5. Use according to claim 1, characterized in that R 1 or R 2 can independently denote the alkyl radical of a di-unsaturated and unbranched fatty acid from the group of sorbic acid or linoleic acid.

6. Use according to claim 1, characterized in that R- | or R2 can independently of one another denote the alkyl radical of a triple unsaturated and unbranched fatty acid from the group linolenic acid or elaostearic acid.

7. Use according to claim 1, characterized in that R- | or R2 can independently mean arachidonic acid, clupanodonic acid or docosahexaenoic acid.

8. Use according to any one of claims 1 to 7, characterized in that the phosphatidyl glycerols and phosphatidyl inositols are used in the form of the free acids or their salts.

9. Use according to claim 8, characterized in that the phosphatidyl glycerols and phosphatidyl inositols are used in the form of their alkali salts.

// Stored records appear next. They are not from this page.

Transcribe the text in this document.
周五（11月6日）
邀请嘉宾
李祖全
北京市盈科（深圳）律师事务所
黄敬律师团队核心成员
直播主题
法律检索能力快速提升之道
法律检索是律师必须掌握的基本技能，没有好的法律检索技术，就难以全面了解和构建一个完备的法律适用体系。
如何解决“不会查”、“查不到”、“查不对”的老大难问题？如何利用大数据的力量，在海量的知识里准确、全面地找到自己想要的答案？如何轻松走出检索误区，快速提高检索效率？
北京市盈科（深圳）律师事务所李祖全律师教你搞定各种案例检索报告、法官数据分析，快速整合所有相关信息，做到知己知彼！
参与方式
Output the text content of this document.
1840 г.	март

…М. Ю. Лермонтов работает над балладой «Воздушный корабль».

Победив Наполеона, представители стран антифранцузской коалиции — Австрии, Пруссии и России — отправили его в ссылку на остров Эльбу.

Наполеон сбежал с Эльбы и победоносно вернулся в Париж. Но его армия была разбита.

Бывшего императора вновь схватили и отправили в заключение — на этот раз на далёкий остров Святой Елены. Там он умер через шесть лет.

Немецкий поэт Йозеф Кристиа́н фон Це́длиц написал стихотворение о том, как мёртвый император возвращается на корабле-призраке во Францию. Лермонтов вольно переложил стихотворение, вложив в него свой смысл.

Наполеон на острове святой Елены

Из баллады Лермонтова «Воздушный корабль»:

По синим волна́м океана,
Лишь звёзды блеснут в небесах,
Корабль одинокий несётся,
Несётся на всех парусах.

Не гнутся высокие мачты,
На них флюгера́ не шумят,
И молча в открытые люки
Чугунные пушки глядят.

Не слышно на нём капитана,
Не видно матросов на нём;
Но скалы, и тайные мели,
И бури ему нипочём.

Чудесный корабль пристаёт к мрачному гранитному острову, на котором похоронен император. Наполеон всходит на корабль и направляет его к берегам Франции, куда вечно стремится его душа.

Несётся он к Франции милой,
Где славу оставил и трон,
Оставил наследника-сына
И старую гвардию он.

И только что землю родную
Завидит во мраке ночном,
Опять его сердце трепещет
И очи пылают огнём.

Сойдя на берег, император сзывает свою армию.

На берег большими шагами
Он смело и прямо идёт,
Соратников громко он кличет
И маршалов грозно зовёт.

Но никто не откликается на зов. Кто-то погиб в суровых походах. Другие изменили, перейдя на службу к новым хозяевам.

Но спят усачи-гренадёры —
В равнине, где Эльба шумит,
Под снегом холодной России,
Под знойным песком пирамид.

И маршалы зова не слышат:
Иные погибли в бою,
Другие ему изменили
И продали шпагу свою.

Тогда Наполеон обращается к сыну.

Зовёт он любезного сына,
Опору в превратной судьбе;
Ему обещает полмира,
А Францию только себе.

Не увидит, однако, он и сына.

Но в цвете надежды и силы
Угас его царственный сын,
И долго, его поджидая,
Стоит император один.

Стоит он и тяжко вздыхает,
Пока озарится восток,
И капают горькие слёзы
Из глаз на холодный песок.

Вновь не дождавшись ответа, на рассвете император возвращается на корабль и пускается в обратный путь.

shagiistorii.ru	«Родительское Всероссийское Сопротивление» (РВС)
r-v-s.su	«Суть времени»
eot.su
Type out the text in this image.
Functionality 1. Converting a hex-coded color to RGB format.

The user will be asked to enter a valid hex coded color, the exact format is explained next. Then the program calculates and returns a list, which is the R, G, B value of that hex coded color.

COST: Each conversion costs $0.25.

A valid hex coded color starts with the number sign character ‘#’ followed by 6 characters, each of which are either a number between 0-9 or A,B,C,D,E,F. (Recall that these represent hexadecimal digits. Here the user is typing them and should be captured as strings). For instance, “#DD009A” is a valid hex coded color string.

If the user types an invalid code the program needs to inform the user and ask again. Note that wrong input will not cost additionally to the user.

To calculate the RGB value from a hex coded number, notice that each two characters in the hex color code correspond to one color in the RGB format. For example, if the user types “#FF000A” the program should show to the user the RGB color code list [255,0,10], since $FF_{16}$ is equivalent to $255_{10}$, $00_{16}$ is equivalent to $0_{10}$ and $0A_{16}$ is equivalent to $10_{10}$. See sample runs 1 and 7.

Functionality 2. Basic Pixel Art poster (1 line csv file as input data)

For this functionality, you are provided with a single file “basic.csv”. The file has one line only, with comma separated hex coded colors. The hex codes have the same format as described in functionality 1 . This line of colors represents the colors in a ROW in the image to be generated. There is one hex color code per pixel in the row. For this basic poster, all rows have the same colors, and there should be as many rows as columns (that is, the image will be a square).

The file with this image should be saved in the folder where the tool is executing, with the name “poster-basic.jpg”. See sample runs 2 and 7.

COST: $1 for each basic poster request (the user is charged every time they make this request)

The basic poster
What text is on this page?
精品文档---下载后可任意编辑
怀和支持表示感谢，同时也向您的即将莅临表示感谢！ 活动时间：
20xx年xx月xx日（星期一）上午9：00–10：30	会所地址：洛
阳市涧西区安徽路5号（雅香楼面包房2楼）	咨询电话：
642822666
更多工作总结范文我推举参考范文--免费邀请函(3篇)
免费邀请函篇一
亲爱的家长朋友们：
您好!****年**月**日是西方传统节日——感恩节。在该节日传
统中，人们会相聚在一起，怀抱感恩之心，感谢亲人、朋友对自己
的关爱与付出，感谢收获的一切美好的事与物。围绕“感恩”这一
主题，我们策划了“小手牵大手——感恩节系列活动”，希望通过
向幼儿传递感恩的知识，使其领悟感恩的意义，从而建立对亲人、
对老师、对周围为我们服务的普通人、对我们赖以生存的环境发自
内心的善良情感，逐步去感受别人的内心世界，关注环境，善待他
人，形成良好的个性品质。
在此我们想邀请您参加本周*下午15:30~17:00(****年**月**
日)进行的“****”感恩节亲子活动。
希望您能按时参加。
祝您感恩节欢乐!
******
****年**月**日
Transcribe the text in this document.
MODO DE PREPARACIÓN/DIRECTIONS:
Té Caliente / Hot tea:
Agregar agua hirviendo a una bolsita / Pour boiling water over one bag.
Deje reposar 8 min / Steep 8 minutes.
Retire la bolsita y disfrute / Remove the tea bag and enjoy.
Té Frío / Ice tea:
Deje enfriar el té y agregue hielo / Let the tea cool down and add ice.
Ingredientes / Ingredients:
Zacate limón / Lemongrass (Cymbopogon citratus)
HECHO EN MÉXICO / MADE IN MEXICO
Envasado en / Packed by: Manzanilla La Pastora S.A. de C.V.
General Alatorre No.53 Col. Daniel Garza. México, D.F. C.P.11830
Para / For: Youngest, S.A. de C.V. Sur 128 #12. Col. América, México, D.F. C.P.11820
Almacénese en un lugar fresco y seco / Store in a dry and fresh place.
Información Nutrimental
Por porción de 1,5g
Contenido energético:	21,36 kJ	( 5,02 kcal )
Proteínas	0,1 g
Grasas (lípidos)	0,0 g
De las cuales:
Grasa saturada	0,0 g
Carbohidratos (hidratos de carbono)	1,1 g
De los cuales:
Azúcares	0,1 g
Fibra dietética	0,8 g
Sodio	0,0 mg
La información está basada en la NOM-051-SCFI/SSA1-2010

10. Use according to claim 9, characterized in that the phosphatidyl glycerols and phosphatidyl inositols are used in the form of their sodium salts.

11. Use according to one of claims 1 to 10, characterized in that the phosphatidylglycerols of the general formula I are the sodium salts of dimyristoylphosphatidylglycerol (DMPG-Na), dipalmitoylphosphatidylglycerol (DPPG-Na) and distearoylphosphatidylglycerol (DSPG-Na) in concentrations of 0 up to 100 mol% based on the constituents of the liposomal lipid bilayer.

12. Use according to one of claims 1 to 11, characterized in that the sodium salts of dimyristoylphosphatidylinositol (DMPI-Na), dipalmitoylphosphatidylinositol (DPPI-Na) and disteraroylphosphatidylinositol (DSPI-Na) as phosphatidylinositols of the general formula I in concentrations of up to 100 mol% based on the constituents of the liposomal lipid bilayer.

13. Use according to one of claims 1 to 12, characterized in that poorly water-soluble pharmaceutical active ingredients are used as medicaments.

14. Use according to claim 13, characterized in that poorly soluble neurokinin (tachykinin) antagonists are used as pharmaceutical active ingredients.

15. Use according to claim 14, characterized in that as neurokinin antagonists (+) camphor-3-carbonyl- (2S, 4R) -4-hydroxyprolyl- (2S) -2- naphthylalanyl- (2-methoxyphenyl) piperazide or 1 -Methylindol-3-yl-carbonyl- [4 (R) -hydrxoy] -L-prolyl- [3- (2-naphthyl)] - L-alanine-N-benzyl-N-methylamide can be used.

16. Use according to one of claims 1 to 12, characterized in that corticoids are used as active pharmaceutical ingredients.

17. Use according to one of claims 1 to 12, characterized in that flunisolide hemihydrate or beclomethasone dipropionate are used as pharmaceutical active ingredients.